Physics at Oak Ridge

Authors(s):Alvin M. Weinberg Publication:Physics Today Publication Date:June 1950 Publisher: American Institute of Physics Citation:Physics Today 3, 6, 8 (1950) Link:https://doi.org/10.1063/1.3066931

The research effort here in Oak Ridge bears in some measure on almost every phase of the country's atomic energy program. For the laboratory hereunlike the national laboratories at Argonne, Brookhaven, Berkeley, Ames, and Los Alamos—has no single primary function but has many different areas in which it contributes, with about equal emphasis, to the development of atomic energy technology.

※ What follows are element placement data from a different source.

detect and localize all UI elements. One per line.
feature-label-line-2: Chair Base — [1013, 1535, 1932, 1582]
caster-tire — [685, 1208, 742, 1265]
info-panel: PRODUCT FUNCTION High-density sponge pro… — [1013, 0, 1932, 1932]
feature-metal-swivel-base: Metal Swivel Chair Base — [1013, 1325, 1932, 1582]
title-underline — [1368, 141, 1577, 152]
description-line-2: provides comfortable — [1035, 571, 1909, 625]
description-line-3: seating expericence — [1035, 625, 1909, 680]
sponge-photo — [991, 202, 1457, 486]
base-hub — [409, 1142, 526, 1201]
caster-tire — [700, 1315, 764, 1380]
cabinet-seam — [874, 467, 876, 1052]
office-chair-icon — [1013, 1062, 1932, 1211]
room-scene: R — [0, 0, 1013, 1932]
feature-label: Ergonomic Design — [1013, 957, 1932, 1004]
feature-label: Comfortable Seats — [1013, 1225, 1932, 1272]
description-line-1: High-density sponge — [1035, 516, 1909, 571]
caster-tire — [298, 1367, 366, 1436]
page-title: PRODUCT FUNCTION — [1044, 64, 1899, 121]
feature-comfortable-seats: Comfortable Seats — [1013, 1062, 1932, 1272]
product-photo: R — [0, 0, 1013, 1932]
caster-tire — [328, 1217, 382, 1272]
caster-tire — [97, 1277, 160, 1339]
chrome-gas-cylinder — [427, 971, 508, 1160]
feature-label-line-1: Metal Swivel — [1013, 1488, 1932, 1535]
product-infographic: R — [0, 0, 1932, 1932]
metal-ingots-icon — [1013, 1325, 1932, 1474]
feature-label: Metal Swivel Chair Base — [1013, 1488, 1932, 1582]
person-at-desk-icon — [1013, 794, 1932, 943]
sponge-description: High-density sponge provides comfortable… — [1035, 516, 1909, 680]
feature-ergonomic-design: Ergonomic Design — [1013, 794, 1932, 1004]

The Oak Ridge National Laboratory is large; since the recent merger of the research activities at the electromagnetic plant with those of the original Oak Ridge National Laboratory, nearly 2800 technical and nontechnical people are associated with it. Its activities include, on the applied side, radioactive chemical technology; Oak Ridge National Laboratory was the chemical pilot plant for the Hanford plutonium process. It includes reactor technology; the laboratory is engaged in three separate reactor projects, among which are the materials testing reactor to be built at Arco as a joint project of Argonne and Oak Ridge, and the nuclear powered aircraft in cooperation with NEPA and NACA. It includes electromagnetic isotope separation research and production of America's isotopes, both radioactive and stable.